Selecting the Right Algorithm
Different algorithms have different advantages and disadvantages. For a simple example: In forecasting, you might choose between ARIMA, ARMA, Prophet, LSTM or something else. Which of these is best supported by the broader community? What are the feature differences across them? What are the limitations? And what biases might they inherently introduce? These are nuanced considerations that are not equally weighed and will depend on the business or analytical problem at hand. And that’s just for time-series forecasting. Working with domain experts and carefully considering the use case will be critical to choosing the most appropriate algorithm.
Mapping domain knowledge to the problem space is also an important factor when selecting the right algorithms. For example, you may find that there are multiple algorithms to handle classification. But classification is a diverse area, and what constitutes the right algorithm may vary depending on the nuance of an industry or use case. As a result, domain knowledge is important in helping to identify the most appropriate algorithm for the analytical question at hand. Conversely, not applying domain knowledge to select the appropriate algorithms can lead to meaningless results, even if the mechanics of the machine learning workflow have been executed well.

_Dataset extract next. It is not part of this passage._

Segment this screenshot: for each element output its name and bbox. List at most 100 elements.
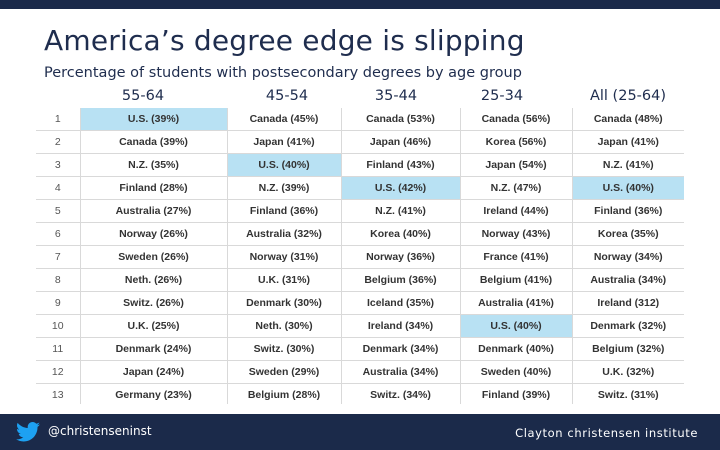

For most organizations, the true value is in the data and not in tuning the algorithm, so practitioners can accelerate their use of machine learning with AutoML tools. These tools allow you to test 20 or 30 algorithms against the same data and compare the performance of those models. That allows for a level of iteration and visibility we didn’t previously have. It’s a powerful way to test classic algorithms in a much more expansive way.
But there’s a trade-off here too. If five models produce similarly high performance scores, how do you decide which one is preferable? One option is to conduct A/B tests using a subset of the data to gather empirical evidence about which model truly has the best performance. This is a good general MLOps practice, both when a model is first created and whenever a model and/or the data is updated.
If two or more models seem to perform equally well, one solution is to use explainability as a tie-breaker. That’s because, in the long run, understanding feature impact and importance in the context of a model will ultimately be more useful in maintaining the model, updating it, selecting more training data and addressing model drift problems.
Applying AI techniques to data has greatly expanded the realm of what’s possible and how data can be leveraged to unlock business value. But there are many nuances and considerations to how and when AI models should be used. This starts early in the process. In many ways, tuning model parameters has become a commodity, and performance is driven by data selection and preparation. The cloud has given data practitioners immense power to leverage AI, but it needs to be applied thoughtfully and deliberately to reap the incredible benefits it can produce.